Darf der Betreuer gegen den Willen des Betreuten dessen Wohnung betreten? Welche Kompetenzen stehen diesbezüglich dem Betreuungsgericht zu?

Aus guten Gründen ist das Recht auf Unverletzlichkeit der Wohnung grundrechtlich geschützt. Gegen den Willen des Bewohners darf die Wohnung nicht betreten werden. Weder ein Betreuer noch ein Richter darf die Wohnung des Betroffenen ohne dessen ausdrückliche oder konkludente Zustimmung betreten. Innerhalb des  Betreuungsrechts gibt es von diesem Grundsatz nur wenige Ausnahmen, die dieses Recht  beschränken können:
Zum einen dann, wenn der Betroffene sich weigert zur Anhörung (die im Rahmen der Sachverhaltsermittlung, ob eine Betreuung eingerichtet wird oder nicht vorgenommen werden muss) vor Gericht zu erscheinen. In diesem Fall ist das Gericht befugt, die Vorführung des Betroffenen anzuordnen.
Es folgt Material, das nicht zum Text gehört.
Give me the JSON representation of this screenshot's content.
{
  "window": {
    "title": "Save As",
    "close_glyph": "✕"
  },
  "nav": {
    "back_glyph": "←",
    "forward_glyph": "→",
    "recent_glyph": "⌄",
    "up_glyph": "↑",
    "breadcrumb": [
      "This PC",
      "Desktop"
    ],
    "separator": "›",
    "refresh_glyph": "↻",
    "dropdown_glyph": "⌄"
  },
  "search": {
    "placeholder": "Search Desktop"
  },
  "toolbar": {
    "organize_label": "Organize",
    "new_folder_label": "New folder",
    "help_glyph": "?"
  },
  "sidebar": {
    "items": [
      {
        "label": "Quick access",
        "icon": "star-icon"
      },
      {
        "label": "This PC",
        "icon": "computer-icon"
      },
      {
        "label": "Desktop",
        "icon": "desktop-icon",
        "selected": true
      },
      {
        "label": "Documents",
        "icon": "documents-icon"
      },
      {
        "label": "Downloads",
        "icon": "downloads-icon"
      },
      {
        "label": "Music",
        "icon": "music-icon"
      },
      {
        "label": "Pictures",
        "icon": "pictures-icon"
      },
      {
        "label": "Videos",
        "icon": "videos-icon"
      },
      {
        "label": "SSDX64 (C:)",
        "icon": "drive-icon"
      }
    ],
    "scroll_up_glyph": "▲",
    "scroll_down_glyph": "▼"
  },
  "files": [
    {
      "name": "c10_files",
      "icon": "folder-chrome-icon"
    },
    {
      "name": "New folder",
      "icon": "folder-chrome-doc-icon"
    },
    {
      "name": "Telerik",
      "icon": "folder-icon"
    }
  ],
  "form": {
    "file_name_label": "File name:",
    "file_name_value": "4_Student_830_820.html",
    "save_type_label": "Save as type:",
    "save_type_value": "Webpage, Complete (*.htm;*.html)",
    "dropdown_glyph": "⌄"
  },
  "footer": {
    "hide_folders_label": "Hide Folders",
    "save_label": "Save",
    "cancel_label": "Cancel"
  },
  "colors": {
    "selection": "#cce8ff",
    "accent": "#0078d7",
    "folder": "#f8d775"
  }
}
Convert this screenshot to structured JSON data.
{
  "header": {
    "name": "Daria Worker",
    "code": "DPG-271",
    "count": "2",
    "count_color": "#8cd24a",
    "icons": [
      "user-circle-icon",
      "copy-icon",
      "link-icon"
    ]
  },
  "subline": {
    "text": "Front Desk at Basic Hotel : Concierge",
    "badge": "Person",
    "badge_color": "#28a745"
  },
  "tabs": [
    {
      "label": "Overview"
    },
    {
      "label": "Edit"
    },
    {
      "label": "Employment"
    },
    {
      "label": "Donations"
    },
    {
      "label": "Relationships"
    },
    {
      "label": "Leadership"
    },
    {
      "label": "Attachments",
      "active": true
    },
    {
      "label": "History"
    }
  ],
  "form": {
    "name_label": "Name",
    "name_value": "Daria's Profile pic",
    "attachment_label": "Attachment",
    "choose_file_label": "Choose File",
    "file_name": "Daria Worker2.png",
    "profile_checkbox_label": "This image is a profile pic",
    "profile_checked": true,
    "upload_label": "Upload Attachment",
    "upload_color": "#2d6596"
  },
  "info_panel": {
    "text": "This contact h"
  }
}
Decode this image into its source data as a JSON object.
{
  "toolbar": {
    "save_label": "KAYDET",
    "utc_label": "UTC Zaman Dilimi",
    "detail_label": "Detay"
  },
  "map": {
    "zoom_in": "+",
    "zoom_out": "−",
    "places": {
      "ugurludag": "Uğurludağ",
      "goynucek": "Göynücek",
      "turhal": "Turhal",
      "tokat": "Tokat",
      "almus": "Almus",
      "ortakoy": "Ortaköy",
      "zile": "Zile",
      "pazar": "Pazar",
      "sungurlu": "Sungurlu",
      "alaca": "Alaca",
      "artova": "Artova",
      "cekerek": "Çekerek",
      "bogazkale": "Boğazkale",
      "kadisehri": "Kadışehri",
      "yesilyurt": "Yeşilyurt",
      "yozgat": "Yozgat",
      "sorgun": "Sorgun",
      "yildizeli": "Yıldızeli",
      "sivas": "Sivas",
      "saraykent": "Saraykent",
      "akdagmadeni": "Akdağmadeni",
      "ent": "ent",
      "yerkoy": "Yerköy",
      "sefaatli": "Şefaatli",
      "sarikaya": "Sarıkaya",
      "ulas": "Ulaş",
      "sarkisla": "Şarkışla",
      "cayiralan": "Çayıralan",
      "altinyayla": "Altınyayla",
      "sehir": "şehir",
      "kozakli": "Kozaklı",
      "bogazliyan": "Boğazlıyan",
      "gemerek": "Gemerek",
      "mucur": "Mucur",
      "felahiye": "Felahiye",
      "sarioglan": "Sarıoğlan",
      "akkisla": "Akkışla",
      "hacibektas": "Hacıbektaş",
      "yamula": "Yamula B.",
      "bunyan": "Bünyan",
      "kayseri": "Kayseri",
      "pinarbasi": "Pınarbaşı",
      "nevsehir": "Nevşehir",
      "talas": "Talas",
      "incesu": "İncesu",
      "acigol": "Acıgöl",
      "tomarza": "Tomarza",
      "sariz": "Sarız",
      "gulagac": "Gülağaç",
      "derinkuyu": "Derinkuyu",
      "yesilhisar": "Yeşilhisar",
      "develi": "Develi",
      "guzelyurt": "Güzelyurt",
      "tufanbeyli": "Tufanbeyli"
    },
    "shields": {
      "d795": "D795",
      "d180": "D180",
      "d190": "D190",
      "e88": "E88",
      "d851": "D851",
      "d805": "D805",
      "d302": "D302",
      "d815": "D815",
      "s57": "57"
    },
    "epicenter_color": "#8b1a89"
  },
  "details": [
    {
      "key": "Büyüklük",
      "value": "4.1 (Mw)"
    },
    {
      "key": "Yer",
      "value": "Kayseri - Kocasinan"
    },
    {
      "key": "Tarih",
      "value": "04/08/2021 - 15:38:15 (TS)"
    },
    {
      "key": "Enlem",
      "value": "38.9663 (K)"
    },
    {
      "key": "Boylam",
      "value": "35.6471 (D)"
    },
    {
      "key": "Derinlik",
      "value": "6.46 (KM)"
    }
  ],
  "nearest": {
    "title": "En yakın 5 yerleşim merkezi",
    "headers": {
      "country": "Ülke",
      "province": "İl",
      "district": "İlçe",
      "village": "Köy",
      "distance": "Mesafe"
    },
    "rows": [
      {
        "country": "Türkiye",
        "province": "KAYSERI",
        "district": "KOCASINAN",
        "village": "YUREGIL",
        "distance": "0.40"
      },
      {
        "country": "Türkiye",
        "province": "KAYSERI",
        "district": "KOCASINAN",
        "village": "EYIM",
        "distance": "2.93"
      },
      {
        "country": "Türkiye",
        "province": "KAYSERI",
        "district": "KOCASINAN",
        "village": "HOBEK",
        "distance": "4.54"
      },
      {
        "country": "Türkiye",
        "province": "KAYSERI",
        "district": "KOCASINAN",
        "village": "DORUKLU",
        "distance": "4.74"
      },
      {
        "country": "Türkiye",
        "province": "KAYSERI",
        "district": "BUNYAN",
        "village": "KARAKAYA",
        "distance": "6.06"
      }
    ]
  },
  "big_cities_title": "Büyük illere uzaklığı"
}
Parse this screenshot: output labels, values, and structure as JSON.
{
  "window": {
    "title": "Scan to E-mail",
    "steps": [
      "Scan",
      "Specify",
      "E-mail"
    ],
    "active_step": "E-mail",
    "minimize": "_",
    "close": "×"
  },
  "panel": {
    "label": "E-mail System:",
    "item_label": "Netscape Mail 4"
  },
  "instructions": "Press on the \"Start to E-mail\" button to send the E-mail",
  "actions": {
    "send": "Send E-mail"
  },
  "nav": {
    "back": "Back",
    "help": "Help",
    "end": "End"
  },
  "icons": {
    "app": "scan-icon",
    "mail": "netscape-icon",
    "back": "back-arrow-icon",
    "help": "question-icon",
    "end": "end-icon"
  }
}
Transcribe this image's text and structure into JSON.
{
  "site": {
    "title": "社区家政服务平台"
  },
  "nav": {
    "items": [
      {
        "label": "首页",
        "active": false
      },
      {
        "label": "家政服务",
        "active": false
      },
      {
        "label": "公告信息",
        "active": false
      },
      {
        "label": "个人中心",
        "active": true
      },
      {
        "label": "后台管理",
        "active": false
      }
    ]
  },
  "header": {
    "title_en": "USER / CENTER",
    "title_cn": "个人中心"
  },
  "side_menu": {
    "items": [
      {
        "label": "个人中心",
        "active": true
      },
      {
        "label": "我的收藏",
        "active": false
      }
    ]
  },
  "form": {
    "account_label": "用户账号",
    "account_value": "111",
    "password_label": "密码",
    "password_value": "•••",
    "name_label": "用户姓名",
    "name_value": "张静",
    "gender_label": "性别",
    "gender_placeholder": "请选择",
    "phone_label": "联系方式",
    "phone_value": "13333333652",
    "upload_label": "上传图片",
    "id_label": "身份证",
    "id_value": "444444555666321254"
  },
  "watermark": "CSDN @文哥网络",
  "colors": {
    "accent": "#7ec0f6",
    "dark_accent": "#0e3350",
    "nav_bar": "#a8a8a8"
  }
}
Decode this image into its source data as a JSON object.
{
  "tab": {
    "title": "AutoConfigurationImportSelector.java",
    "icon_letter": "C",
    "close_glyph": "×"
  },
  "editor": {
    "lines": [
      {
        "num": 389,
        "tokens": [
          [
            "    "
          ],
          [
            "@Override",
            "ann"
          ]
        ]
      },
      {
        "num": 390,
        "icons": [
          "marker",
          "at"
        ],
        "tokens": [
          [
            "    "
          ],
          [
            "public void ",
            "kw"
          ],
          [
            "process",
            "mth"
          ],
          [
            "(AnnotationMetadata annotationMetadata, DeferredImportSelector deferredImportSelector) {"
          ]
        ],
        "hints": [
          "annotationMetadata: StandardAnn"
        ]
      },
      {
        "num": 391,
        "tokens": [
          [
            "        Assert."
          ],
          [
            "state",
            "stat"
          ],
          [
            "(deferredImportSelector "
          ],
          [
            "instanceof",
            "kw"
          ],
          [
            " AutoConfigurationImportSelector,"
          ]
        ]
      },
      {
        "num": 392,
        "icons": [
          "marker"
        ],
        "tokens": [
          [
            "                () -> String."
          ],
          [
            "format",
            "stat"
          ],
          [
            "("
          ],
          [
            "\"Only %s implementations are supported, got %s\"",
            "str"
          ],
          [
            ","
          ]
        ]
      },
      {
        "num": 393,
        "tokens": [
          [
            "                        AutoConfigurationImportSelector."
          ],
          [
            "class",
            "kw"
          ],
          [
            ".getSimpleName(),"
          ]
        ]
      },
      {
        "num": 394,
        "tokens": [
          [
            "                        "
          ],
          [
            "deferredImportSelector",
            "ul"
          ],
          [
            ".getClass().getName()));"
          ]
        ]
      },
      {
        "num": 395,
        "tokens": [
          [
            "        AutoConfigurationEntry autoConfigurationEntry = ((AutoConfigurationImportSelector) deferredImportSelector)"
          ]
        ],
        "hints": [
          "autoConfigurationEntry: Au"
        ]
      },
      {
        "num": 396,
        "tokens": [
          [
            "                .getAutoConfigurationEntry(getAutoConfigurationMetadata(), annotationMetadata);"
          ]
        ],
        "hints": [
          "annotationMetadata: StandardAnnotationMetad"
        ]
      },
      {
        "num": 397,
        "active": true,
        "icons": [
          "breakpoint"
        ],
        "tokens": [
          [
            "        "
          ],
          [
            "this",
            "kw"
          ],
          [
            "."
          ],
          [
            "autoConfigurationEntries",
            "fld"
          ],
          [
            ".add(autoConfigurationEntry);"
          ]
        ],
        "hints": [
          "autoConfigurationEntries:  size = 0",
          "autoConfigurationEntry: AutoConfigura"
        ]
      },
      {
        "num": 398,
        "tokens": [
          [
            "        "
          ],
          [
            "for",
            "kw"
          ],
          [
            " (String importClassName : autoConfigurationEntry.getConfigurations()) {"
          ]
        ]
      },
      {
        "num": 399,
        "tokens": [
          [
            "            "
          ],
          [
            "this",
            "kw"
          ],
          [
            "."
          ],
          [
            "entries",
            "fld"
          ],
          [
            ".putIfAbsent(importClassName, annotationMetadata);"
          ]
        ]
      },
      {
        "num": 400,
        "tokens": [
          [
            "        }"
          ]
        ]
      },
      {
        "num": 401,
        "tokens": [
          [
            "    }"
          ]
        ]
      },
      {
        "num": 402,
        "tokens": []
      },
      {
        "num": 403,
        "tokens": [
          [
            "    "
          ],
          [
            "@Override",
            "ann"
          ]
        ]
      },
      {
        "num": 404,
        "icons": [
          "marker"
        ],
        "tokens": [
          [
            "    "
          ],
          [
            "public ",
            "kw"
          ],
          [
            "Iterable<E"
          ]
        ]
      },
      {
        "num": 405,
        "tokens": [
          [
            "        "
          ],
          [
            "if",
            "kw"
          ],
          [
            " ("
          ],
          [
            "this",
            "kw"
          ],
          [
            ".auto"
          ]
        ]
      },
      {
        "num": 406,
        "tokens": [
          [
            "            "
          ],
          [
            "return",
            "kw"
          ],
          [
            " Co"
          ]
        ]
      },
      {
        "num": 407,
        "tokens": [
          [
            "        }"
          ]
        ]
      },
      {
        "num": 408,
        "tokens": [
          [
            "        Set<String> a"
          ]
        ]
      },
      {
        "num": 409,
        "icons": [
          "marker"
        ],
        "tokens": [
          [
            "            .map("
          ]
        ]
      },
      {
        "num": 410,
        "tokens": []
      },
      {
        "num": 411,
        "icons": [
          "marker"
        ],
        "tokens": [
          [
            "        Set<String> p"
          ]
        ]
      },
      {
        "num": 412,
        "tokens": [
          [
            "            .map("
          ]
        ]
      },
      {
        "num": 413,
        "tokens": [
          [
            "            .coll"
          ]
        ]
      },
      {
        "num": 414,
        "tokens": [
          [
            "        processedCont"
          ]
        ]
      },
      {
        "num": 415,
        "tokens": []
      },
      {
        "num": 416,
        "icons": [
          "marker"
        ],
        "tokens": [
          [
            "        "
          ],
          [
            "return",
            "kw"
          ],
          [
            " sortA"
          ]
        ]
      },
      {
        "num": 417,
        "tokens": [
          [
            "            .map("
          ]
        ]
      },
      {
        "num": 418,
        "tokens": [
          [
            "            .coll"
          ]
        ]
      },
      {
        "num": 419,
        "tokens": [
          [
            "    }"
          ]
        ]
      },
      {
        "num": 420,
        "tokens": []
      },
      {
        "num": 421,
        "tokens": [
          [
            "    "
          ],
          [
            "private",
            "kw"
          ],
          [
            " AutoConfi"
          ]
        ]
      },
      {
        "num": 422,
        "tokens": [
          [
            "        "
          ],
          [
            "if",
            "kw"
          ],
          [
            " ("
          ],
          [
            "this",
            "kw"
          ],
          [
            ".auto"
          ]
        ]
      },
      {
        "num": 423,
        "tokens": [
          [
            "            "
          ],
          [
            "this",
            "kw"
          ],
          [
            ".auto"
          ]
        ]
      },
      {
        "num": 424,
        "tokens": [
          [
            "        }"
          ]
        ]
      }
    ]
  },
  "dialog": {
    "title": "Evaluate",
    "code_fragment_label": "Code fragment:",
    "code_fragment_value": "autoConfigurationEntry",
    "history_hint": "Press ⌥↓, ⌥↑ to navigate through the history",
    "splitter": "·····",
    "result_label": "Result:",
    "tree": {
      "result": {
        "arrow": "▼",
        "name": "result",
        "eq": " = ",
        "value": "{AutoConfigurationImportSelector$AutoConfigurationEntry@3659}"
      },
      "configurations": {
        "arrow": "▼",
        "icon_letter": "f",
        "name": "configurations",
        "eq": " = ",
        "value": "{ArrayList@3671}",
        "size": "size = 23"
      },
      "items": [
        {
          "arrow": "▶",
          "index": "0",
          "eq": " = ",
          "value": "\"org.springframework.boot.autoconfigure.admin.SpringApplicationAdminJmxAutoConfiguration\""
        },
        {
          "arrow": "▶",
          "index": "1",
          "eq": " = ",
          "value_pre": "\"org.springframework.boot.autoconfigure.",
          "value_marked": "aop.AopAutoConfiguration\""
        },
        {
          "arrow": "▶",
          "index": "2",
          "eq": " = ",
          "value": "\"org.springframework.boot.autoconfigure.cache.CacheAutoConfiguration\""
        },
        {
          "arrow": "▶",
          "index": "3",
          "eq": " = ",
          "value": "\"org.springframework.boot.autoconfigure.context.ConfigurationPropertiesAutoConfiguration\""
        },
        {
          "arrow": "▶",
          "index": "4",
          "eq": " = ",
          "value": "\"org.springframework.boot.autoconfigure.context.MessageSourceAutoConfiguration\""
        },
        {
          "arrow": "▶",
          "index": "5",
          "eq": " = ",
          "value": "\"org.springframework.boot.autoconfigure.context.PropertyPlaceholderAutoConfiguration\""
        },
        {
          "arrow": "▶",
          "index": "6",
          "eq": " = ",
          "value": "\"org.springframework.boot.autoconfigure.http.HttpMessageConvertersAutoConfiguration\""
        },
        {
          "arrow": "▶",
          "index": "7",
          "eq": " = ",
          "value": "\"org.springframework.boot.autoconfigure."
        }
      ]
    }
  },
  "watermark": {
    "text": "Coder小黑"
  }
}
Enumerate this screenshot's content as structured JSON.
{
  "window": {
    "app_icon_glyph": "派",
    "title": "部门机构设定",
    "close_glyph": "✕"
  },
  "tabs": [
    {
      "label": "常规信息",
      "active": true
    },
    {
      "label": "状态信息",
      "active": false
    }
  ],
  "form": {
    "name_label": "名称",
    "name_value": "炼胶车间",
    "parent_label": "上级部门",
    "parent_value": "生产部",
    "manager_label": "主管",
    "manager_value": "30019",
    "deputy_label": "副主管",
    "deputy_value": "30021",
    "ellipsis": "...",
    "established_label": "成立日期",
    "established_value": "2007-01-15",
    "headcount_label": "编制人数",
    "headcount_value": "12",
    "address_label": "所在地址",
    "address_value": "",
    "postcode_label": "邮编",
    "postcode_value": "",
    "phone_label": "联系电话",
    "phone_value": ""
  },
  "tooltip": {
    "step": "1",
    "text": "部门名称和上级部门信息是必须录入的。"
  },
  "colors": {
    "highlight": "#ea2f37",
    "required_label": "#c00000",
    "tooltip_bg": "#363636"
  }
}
Diese Vorführung beinhaltet auch, dass die Wohnung des Betroffenen durch Behörden – ggf. unter Zuhilfenahme der Polizei – geöffnet und nach dem Betroffenen durchsucht werden darf, § 278 FamFG.
Zum anderen dann, wenn der Betroffene sich weigert, sich von einem ärztlichen Sachverständigen untersuchen zu lassen. Auch dann kann das Gericht anordnen, dass die Wohnung geöffnet und nach dem Betroffenen durchsucht werden darf um ihn anschließend einem Sachverständigen vorzuführen. Ebenso darf in Unterbringungssachen verfahren werden.
Diese Fälle sind die einzigen, in denen das Recht auf Unverletzlichkeit der Wohnung verletzt werden darf und beinhalten immer eine gerichtliche Prüfung, Genehmigung oder Anordnung. Ein Entscheidungsspielraum des Betreuers allein gibt es in diesem Zusammenhang zu keinem Zeitpunkt.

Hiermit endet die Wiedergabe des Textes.